Notes on Distributed Systems

Fly.io Gossip groomers

I am working through this challenge and learning the concepts as I solve each of them.

Challenge 1:

What did you learn?

This is just the basics. How maelstrom works, the node system and how to run it. Basically maelstrom is a simulation system already written which we will use throughout to learn distributed systems.

Challenge 2: Unique ID generation

What’s the Goal of the challenge?

The goal is to return a unique Id across different nodes of a distributed system.

What did you learn?

The simplest thing I came up with was generating a unique UUID and returning it. But that might not always help with the requirements.

There can still be conflicts.
There is no way to trace what node generated this. That is we cant trace back to the origin. Many little things like that. In a much broader sense these are the things we need to take care of.

Global uniqueness: Ensuring this in a distributed system is harder than in a single node system.
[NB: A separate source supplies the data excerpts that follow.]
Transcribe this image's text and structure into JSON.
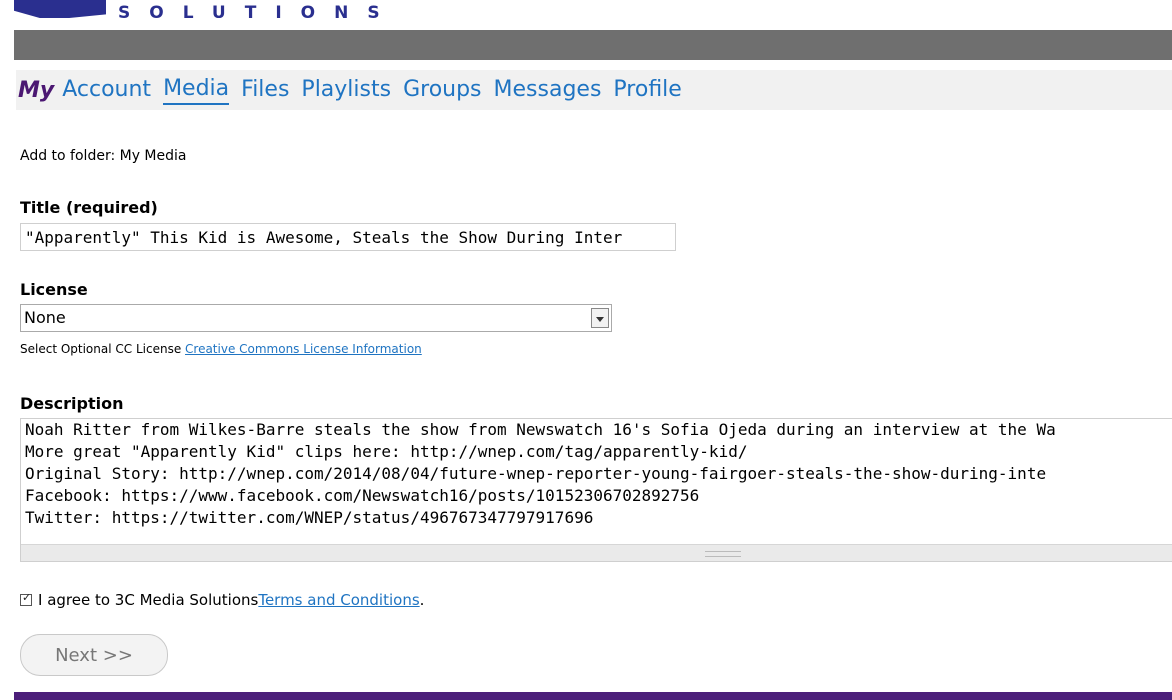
{
  "brand": {
    "logo_text": "SOLUTIONS"
  },
  "nav": {
    "my": "My",
    "items": [
      {
        "label": "Account"
      },
      {
        "label": "Media",
        "active": true
      },
      {
        "label": "Files"
      },
      {
        "label": "Playlists"
      },
      {
        "label": "Groups"
      },
      {
        "label": "Messages"
      },
      {
        "label": "Profile"
      }
    ]
  },
  "form": {
    "folder_label": "Add to folder: My Media",
    "title_label": "Title (required)",
    "title_value": "\"Apparently\" This Kid is Awesome, Steals the Show During Inter",
    "license_label": "License",
    "license_value": "None",
    "license_help_text": "Select Optional CC License ",
    "license_help_link": "Creative Commons License Information",
    "description_label": "Description",
    "description_lines": [
      "Noah Ritter from Wilkes-Barre steals the show from Newswatch 16's Sofia Ojeda during an interview at the Wa",
      "More great \"Apparently Kid\" clips here: http://wnep.com/tag/apparently-kid/",
      "Original Story: http://wnep.com/2014/08/04/future-wnep-reporter-young-fairgoer-steals-the-show-during-inte",
      "Facebook: https://www.facebook.com/Newswatch16/posts/10152306702892756",
      "Twitter: https://twitter.com/WNEP/status/496767347797917696"
    ],
    "agree_text": "I agree to 3C Media Solutions ",
    "agree_link": "Terms and Conditions",
    "agree_period": ".",
    "agree_checked": true,
    "next_label": "Next >>"
  },
  "colors": {
    "nav_link": "#1f74c2",
    "brand_purple": "#4b1772",
    "top_bar": "#6f6f6f",
    "footer_bar": "#4c1f7a"
  }
}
Simply using incrementing numbers is not possible.
Clock synchronisation: Simply relying on time for this is not helpful. Different nodes might not be perfectly synced and might result in duplicates
Scalability: As node numbers increase your solution should work
Coordination overhead: Avoid adding load to one central system. This is terrible
Failure handling: Your system should continue to generate unique IDs even if there is a single node failure
Idempotency: In distributed systems, operations may be retried. Generating IDs should be idempotent - repeated requests should not cause issues.
Load Distribution: The ID generation should not create hotspots or uneven load across your system.
Observability: It’s important to be able to debug and trace IDs back to their origin, which node-prefixed UUIDs can help with.

So what we used was a combination of unique Id, a counter and timestamp. This ensures all the above criterion.

Things I used with go that are helpful:

The solution I gave for this is combination of node Id ( helps trace back to the origin), counter ( helps handle concurrent requests), timestamp(same helps handle concurrent requests)

Go routines: So the handler function I am using for return in a go routine so maelstrom has single binary but multiple go routines.
Shared memory: The variable counter that I am using is outside the handler and is basically a shared memory between different go routines.
Atomic operations: The atomic operations is crucial to ensure that even if multiple go routines are using the same counter simultaneously each increment is safe without race conditions.
Handler execution: When a request comes maelstrom framework calls the handler function in a new go routine. This means that multiple instances of the handler can run concurrently, each in its own go routine. However they all share the same counter variable in memory.

Alternatives:

For the counter I could be using a mutex(locks) or semaphores to achieve thread safe access to the shared counter.